Başbakan Erdoğan dün Suriye’ye gitti. Şam’da Devlet Başkanı Beşar Esad’la görüşecek. Bir hafta önce de İçişleri Bakanı Beşir Atalay ve Dışişleri Bakanı Ahmet Davutoğlu 10 bakanla birlikte Suriye çıkarması yapmıştı. Suriye Devlet Başkanı Esad ise ramazan ayında Türkiye’ye gelmişti. İki ülke arasındaki görüşme trafiği son aylarda dikkate değer bir artış gösterdi.
Bu ziyaretlerin başlıca gündemini ise PKK konusu oluşturuyor. PKK meselesi üzerinde iki ülkenin bu kadar yoğun mesai harcaması değerlendirmeye değer bir konu. Zira Abdullah Öcalan’ın Suriye’de üslendiği dönemlerde bile iki ülke arasında bu kadar yoğun bir diplomatik trafik yoktu. Öcalan’ın Şam’ı terk etmesinden sonra örgütün Suriye’deki varlığı da zaman içerisinde eridi. Örgütün, Lübnan’daki kampları tek tek boşaltıldı. Suriye topraklarından Türkiye’ye sızmaların önüne geçildi. PKK’nın Suriyeli Kürtlerden aldığı yardımlar da gittikçe azalıyor.
Bu koşullar da Türkiye’nin hâlâ Şam yönetiminden ne beklediği merak konusu... Burada örgüt içinde hâlâ önemli sayıda bulunan Suriyeli PKK’lıların varlığı öne çıkıyor. Başbakan Erdoğan da Suriye’ye hareketinden önce havalimanında basın mensuplarının sorularını yanıtlarken, Beşar Esad ile Suriyeli PKK’lıların “eve dönüşü”nü konuşacağını ifade etti. “Eve dönüş” konusu, Suriye ile Türkiye arasında uzun bir zamandır görüşülen konuların başında geliyor. Şam yönetimi, sayıları bin 500 kadar olduğu tahmin edilen Suriyeli PKK’lılara “genel af” çıkaracağına dair Ankara’ya söz vermişti. Erdoğan, Esad’ın bu sözü tutmasını bekliyor elbet. Ancak Erdoğan’ın aylar önce üzerinde mutabık kalınan bir konunun karara bağlanması için kalkıp Şam’a gittiğini sanmıyorum. Bu ziyaretin daha önemli boyutları olmalı.

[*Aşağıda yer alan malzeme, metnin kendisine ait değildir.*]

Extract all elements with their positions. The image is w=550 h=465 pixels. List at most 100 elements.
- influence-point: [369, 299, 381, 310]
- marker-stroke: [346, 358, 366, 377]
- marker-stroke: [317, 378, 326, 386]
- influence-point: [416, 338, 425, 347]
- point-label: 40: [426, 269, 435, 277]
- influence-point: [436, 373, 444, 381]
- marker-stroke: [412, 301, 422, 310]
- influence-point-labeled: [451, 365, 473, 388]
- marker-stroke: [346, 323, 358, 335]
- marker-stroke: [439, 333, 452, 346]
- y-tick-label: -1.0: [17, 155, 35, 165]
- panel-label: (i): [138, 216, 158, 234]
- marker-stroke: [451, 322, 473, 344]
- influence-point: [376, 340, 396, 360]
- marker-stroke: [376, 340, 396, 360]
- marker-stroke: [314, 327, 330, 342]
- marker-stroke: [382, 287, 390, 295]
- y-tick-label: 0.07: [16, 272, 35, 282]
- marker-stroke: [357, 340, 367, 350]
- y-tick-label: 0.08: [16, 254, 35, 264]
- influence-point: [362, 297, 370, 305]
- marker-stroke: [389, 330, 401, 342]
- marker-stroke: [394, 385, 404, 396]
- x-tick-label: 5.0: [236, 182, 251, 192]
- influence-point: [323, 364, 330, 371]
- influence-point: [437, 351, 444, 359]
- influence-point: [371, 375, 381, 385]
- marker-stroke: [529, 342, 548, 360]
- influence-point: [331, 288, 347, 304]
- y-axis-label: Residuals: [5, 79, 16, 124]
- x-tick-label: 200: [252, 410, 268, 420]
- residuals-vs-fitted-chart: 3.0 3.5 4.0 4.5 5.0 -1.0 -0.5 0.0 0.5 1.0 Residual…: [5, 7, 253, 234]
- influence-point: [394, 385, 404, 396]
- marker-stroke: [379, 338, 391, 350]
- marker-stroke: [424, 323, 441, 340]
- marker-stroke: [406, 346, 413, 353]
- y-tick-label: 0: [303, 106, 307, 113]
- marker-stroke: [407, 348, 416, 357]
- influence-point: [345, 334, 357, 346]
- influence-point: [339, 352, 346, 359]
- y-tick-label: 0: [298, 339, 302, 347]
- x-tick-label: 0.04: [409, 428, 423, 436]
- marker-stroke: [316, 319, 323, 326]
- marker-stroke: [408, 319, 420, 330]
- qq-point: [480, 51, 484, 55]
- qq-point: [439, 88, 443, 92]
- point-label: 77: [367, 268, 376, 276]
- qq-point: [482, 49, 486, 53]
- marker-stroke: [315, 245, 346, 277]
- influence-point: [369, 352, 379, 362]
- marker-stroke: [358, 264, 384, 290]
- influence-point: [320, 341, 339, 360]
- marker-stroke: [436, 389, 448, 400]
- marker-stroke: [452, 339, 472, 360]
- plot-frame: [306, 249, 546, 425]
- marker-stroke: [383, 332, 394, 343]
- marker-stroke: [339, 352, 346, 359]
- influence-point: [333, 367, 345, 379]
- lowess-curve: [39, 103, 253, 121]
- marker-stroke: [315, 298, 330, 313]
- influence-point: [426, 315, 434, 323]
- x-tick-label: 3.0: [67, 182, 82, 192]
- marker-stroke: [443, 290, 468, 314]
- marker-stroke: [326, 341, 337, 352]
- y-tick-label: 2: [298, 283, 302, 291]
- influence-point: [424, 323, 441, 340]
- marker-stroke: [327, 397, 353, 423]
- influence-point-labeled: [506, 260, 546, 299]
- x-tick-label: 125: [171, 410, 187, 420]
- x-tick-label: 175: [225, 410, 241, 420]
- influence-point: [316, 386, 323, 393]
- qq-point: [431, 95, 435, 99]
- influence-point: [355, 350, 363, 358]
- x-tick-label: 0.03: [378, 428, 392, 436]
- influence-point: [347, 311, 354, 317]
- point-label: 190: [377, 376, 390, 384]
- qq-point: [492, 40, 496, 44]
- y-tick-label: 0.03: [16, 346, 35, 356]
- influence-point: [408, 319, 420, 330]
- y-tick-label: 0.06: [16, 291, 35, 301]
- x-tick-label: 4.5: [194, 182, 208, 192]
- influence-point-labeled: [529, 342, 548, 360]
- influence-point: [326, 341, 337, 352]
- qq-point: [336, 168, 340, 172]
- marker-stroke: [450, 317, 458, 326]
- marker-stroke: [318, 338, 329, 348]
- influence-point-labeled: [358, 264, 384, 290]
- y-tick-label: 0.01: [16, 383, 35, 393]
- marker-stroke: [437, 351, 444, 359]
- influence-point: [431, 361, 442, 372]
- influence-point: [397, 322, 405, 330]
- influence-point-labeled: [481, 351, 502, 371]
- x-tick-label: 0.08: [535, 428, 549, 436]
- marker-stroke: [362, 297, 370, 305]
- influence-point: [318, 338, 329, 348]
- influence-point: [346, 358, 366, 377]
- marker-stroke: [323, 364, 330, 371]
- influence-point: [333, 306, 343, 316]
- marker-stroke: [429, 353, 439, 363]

Türk tarafının Şam yönetiminden “Suriyeli PKK’lılara af çıkarmak”tan çok daha fazlasını beklediğini düşünüyorum. Ama bu beklentiler güvenlik ve askerî konuların da ötesinde olmalı. Zira Suriye’nin güvenlik konularında Türkiye’ye yapacağı katkı çok sınırlı, askerî alanda ise yok denecek kadar az. Türkiye de bunun farkında. Hükümetin Suriye yönetiminden beklentisi, uzun yıllar topraklarında barındırdığı, kamp verdiği, bugünkü lider kadrosuyla birebir, yakından temas kurma fırsatı bulduğu örgütü, yani Kandil’i son düzlükte silahsızlandırmaya teşvik ve ikna etmesi yönündedir. Suriye yönetiminden başka hiçbir komşu devlet PKK’yla bu kadar içli dışlı olma şansını yakalamamıştır. Ne İran ne ırak ve ne de Barzani bu kadar örgüte yakındır. Öcalan’ın Türkiye’ye teslim edilmesiyle sonuçlanan bir sürece rağmen ne örgüt ne de Öcalan Suriye’ye tavır almıştır. Suriye’nin de örgüte karşı çok dikkatli bir politika izlediği sanırım konuyu yakından takip edenlerin dikkatinden kaçmamıştır. Suriyeli PKK’lıların örgüt içindeki varlığı ve ağırlığı da Şam yönetimine önemli bir avantaj sağlıyor.
Suriye ile diplomatik trafiğin son aylarda bu kadar artmasının nedeni PKK konusunda sona gelindiğini de gösteriyor. Son nokta konulmasa da örgütün şiddetten vazgeçerek silahsızlanmaya ve demokratik siyasete yöneltilmesinde bu ziyaretlerin önemli bir etkisi olacağını düşünüyorum.